The DuPont Formula can help you get a better grasp on exactly where your company is producing its profit, and where it might have a competitive advantage. Named after the company that pioneered it, the DuPont Formula breaks down return on equity into three components:

Return on equity = Net margins x asset turnover x leverage ratio

High net margins show that a company is able to get customers to pay more for its products. (Think luxury-goods companies.) High asset turnover indicates that a company needs to invest less of its capital, since it uses its assets more efficiently to generate sales. (Think service industries, which often lack high capital investments.) Finally, the leverage ratio shows how heavily the company relies on debt to create profit.

Generally, the higher these numbers, the better. But too much debt can sink a company, so beware of companies with very high leverage ratios.

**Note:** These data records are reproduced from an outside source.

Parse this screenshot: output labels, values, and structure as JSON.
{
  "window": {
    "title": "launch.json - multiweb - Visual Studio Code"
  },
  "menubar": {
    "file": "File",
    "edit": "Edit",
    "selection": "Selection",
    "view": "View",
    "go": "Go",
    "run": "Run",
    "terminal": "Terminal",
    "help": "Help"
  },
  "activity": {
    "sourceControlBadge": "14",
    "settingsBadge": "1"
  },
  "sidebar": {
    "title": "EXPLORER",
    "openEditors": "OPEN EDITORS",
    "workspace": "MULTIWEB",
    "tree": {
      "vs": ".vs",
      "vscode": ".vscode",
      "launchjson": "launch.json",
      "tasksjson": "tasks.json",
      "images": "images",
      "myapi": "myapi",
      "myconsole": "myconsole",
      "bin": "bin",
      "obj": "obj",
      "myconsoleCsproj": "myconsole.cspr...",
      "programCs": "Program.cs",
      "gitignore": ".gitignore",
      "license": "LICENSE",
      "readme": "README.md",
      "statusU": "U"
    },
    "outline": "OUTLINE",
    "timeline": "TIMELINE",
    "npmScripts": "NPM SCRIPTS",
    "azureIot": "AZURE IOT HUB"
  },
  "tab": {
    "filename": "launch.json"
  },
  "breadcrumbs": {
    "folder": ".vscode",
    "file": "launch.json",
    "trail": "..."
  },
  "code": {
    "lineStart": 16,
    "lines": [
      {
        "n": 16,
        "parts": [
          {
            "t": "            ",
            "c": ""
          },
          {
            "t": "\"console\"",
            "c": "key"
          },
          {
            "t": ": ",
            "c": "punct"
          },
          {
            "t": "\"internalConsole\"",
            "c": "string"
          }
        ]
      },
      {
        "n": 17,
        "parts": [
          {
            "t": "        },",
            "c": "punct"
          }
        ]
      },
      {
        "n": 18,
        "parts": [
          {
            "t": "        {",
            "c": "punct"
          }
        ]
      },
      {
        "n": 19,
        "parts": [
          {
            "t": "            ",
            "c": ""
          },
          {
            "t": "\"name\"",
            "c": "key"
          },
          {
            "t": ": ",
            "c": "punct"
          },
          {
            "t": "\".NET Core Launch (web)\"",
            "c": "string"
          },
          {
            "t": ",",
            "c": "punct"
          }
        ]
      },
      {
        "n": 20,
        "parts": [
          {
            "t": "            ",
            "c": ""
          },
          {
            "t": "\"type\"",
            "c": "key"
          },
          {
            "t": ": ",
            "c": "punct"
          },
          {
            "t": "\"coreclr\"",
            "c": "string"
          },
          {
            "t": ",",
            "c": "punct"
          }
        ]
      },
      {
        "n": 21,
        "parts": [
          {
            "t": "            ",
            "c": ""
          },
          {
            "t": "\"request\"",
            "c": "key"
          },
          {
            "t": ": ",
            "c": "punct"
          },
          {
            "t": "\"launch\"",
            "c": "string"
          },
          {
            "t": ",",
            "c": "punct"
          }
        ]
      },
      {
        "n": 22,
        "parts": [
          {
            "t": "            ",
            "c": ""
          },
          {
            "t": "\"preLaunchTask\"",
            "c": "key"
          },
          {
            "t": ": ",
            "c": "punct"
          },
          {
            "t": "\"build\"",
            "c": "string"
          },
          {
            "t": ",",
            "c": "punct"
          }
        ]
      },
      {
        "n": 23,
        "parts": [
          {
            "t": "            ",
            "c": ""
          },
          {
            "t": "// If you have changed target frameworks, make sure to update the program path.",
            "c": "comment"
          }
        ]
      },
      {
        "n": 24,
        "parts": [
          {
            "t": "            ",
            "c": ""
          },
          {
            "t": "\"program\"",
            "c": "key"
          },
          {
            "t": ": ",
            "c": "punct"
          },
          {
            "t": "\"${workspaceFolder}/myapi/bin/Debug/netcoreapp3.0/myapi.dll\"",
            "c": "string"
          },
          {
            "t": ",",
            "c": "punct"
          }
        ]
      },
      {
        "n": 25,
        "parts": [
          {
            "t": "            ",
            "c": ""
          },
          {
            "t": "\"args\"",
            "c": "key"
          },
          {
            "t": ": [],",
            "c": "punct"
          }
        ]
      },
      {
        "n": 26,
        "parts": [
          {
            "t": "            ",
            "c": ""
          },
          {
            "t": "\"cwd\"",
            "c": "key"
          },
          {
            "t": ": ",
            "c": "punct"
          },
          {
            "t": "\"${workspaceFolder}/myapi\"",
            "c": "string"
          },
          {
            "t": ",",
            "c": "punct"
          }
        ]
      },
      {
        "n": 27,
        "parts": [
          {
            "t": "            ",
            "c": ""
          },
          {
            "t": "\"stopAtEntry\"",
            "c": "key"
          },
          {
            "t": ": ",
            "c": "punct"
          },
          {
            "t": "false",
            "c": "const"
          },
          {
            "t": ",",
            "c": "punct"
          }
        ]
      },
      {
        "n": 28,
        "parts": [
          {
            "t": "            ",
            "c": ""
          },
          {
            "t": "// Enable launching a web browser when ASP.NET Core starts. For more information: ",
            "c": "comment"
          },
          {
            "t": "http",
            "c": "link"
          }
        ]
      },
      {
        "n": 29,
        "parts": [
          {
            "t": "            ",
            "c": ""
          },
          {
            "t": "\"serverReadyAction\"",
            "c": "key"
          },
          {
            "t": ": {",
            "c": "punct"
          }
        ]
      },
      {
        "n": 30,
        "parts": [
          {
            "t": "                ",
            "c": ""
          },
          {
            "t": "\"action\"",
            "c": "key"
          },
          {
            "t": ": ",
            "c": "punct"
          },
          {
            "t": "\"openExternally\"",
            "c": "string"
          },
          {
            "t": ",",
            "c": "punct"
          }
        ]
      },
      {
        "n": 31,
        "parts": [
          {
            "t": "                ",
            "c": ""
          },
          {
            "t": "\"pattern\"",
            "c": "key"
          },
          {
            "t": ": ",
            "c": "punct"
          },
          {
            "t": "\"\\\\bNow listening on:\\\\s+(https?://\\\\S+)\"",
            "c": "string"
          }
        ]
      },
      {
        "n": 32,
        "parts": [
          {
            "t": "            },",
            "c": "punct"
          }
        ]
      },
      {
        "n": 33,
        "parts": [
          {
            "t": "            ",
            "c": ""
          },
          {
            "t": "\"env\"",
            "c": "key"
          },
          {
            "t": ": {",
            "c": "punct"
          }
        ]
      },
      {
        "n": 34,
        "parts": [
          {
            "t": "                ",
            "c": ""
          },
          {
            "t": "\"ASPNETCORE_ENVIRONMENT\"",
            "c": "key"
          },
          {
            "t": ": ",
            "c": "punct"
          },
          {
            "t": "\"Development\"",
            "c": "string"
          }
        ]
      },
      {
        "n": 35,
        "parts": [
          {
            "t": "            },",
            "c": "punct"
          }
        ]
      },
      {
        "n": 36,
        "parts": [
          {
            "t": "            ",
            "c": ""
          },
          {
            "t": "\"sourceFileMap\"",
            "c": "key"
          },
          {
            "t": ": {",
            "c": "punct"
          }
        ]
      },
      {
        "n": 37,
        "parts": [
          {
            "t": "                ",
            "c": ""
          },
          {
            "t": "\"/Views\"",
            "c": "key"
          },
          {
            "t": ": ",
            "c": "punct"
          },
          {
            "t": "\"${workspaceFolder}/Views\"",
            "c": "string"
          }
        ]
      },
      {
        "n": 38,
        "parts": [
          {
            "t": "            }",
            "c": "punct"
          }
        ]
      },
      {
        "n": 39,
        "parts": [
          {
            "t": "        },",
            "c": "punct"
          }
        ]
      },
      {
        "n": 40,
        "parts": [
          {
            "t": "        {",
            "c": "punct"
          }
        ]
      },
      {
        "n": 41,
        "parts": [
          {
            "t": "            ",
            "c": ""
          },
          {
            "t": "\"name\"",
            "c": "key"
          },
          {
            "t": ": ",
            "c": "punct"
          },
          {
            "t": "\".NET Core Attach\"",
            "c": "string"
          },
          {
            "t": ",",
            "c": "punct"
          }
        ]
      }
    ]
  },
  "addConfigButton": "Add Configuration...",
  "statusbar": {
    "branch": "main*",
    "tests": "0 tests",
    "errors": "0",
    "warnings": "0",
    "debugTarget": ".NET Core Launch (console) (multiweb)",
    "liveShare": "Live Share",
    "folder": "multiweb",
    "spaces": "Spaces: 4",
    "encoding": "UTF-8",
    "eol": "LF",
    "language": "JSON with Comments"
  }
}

Let's take a look at Novartis (NYSE: NVS) and a few of its sector and industry peers.

Company

Return on Equity

Net Margins

Asset Turnover

Leverage Ratio

Novartis

16.6%

19.8%

0.47

1.80

Sanofi-Aventis (NYSE: SNY)

12.5%

19.5%

0.74

0.83

AstraZeneca (NYSE: AZN)

38.5%

23.8%

0.62

2.61

Teva Pharmaceutical (Nasdaq: TEVA)

14.4%

19.0%

0.43

1.77

Source: Capital IQ.

With attractive net margins of big pharmaceutical companies, each of these rivals earns a solid return on equity, and Novartis sits right in the middle of this pack. Its net margins are comparable to those of several peers, but its asset turnover is near the low end of this group. AstraZeneca provided an eye-popping ROE over the last 12 months, by focusing on high net margins and using more leverage. Teva and Sanofi had attractive net margins, but lower asset turnover (in Teva's case) and lower leverage (in Sanofi's case) dent return on equity.

Using the DuPont formula can often give you some insight into how a company is competing against peers and what type of strategy it's using to juice return on equity.